1 Ellenberg Reading
Please read the introduction to “How Not To Be Wrong” and answer the following questions.
- What was the overall population in the example using planes.
- Explain why some of the scientists and engineers were looking at the wrong sample of this population.
- What other issues of looking at the “wrong” population does this remind you of?
2 CES Sub-populations
Look at the columns of data available in CalEnviroscreen in the CES 4.0 Indicators Webpage You can also look at the CES 4.0 Data Dictionary in the Canvas course materials.
- Pick an outcome you are interested in the CalEnviroScreen data.
- Discuss why that outcome interests you.
- What subpopulations would you like to compare distributions of in this data?
- Why do you think those subpopulations are interesting to investigate? What question might the comparison answer?
3 Wheelan CLT Reading
Read Chapter 8 from Wheelan, Naked Statistics at this link. You can also use this link.
- What does the central limit theorem tell us?
- Come up with an example not present in the reading of the central limit theorem
4 CES Descriptive Statistics
Use your spreadsheet with the CES data.
- Compute the mean, median, and standard deviation of the asthma data and the PM2.5 data.
- Choose two other columns and compute these.
- Place your results in a small table and take a screenshot.

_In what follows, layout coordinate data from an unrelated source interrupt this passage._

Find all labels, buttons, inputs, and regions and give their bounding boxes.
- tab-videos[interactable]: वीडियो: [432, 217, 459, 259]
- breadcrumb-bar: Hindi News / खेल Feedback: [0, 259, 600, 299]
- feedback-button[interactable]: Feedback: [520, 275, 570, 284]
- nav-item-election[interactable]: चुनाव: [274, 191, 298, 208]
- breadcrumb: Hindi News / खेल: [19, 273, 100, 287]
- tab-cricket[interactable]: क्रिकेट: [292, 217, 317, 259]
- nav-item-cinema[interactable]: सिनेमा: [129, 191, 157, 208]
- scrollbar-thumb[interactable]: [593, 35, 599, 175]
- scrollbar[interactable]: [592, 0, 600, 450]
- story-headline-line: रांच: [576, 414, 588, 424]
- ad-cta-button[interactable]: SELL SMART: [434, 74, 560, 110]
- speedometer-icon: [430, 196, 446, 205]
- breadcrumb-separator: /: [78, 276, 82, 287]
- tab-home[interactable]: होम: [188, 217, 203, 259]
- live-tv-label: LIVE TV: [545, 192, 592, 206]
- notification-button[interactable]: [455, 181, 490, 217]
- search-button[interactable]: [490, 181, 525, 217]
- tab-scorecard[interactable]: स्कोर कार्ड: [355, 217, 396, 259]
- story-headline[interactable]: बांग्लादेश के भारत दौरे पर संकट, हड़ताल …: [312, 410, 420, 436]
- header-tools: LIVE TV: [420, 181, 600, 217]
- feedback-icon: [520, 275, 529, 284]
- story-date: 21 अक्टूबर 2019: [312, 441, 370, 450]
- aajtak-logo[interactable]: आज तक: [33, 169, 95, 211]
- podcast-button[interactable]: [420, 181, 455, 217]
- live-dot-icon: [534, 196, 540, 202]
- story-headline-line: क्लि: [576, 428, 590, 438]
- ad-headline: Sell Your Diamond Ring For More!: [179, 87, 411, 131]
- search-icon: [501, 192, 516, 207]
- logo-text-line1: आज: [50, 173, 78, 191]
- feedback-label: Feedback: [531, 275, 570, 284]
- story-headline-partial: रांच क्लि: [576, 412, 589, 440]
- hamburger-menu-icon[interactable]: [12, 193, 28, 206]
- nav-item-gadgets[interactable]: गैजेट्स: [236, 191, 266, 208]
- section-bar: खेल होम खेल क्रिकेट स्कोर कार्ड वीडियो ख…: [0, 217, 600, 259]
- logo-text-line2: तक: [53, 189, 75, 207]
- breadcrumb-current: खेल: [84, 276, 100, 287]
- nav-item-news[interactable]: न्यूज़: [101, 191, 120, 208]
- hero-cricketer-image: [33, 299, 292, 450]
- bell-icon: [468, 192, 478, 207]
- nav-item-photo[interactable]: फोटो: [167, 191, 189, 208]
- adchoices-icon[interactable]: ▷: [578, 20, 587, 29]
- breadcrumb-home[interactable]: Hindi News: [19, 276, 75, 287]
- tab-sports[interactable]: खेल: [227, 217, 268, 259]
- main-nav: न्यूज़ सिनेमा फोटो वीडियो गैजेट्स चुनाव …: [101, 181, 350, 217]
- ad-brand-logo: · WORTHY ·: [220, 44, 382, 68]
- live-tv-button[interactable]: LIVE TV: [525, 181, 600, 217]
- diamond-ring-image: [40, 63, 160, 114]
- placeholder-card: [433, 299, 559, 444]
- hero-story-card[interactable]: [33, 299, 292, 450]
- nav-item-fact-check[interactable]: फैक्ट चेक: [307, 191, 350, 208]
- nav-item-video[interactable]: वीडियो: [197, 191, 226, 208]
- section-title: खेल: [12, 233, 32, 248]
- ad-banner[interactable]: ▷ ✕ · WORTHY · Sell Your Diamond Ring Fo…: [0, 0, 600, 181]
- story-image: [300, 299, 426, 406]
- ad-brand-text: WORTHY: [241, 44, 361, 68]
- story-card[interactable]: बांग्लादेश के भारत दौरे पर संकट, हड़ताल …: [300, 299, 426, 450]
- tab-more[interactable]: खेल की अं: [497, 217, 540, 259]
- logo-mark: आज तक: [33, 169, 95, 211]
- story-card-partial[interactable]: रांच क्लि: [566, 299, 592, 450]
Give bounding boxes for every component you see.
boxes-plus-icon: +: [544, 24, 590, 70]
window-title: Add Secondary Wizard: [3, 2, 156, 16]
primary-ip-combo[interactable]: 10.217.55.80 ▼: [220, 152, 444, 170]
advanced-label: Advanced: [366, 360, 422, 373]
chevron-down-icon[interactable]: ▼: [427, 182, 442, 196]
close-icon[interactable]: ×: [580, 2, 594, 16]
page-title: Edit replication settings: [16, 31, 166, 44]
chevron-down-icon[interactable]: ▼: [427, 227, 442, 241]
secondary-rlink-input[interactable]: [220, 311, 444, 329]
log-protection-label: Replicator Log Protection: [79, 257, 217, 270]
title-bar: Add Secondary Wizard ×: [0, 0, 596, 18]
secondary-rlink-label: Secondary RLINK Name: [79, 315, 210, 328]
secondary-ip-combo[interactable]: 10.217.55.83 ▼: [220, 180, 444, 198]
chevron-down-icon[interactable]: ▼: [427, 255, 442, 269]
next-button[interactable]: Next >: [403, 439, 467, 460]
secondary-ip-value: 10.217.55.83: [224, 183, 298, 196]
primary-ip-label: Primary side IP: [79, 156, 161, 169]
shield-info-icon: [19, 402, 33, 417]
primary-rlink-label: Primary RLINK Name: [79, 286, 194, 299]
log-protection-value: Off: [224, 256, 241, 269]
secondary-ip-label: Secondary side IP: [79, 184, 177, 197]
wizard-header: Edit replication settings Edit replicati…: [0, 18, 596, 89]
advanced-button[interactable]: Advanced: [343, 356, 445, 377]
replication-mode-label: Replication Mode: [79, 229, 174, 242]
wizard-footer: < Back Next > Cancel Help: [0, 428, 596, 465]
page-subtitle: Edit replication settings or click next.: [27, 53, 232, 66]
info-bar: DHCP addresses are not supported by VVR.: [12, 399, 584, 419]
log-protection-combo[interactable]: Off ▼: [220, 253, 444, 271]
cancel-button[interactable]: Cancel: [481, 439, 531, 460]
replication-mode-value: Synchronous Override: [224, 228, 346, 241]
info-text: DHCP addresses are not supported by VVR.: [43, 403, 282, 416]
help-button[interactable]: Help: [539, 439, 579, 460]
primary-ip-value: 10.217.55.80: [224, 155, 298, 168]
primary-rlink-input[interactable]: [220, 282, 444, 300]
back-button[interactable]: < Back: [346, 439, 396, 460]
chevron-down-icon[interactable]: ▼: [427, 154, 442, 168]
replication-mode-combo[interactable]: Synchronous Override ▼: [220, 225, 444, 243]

5 Wheelan Inference Reading
Read Chapter 9 of Wheelan, Naked Statistics on Statistical Inference. You can find the reading at this link.
- Come up with your own example of a statistical inference
- What is a hypothesis you’d like to test? How would you state the null hypothesis?
- What difference are you looking for?
- How will you measure this quantitatively?
6 CES Subpopulation Spreadsheet Preparation
In this exercises, we will plan out a spreadsheet computation to find the difference in means between a CES indicator for an entire population and for a subpopulation. You can refer to the notes for a reminder of how the query to make a sample works.
Make a copy of the data at this link in your Google Drive account. (For this exercise, we’ll use the CES 3.0 data set.)
- Write your hypothesis and a null hypothesis you would like to test
- Choose a variable you are interested in and note the name and column
- Choose another variable to create a sample or subpopulation and note the name and column
- Describe the numerical condition you will use to create your subpopulation
- Describe, in words, the query you’ll use to create your subpopulation
- Briefly say why you chose your variable and subpopulation and what you expect to find
- Describe how you will compute the standard error from your population and subpopulation
7 Define Terms
In the upcoming class, we will quantify the likelihood that the differences in means you observed in assignment 6 could have occurred at random. In that context, define the following terms using your choices in assignment 6.
- total population
- subpopulation(s)
- population mean
- sample mean
- standard deviation
- standard error
8 CalEnviroScreen Subpopulation Spreadsheet
We are using the data from this link.
Use your example from exercise 6.
- Explain what your population mean and sample means are.
- What is the (numerical) difference between your sample mean and the population mean?
- Use the size of your sample to compute the standard error given your sample size.
- Compare the difference in means to the standard error and comment on how likely it is that your observed difference was by chance.
- Compute the mean and median of the population and the sample
- Attach screenshots showing the formulas you used.
Quiz 1
The standard error quantifies
- the spread of the population distribution
- the spread of the individual samples
- the spread of the averages of repeated samples
- none of the above
Quiz 2
You have measurements of a population. You select 10 samples of the population at random and take the average. You also select 100 samples of the population at random and take an average. Which of these is true?
- the average of 10 samples is likely to be closer to the mean than the average of 100
- the average of 100 samples is likely to be closer to the mean than the average of 10
- the average of 10 samples is closer to the population average than the average of 100
- the average of 100 samples is closer to the population average than the average of 10
- none of the above
Quiz 3
You take a sample with a size of N and measure each and take the average. You then take another sample, twice as large (2N) and take the average. Which are true?
- The standard error of the second sample is larger than the first.
- The standard error of the second sample is smaller than the first.
- The average of the second sample is larger than the first.
- The average of the second sample is smaller than the first.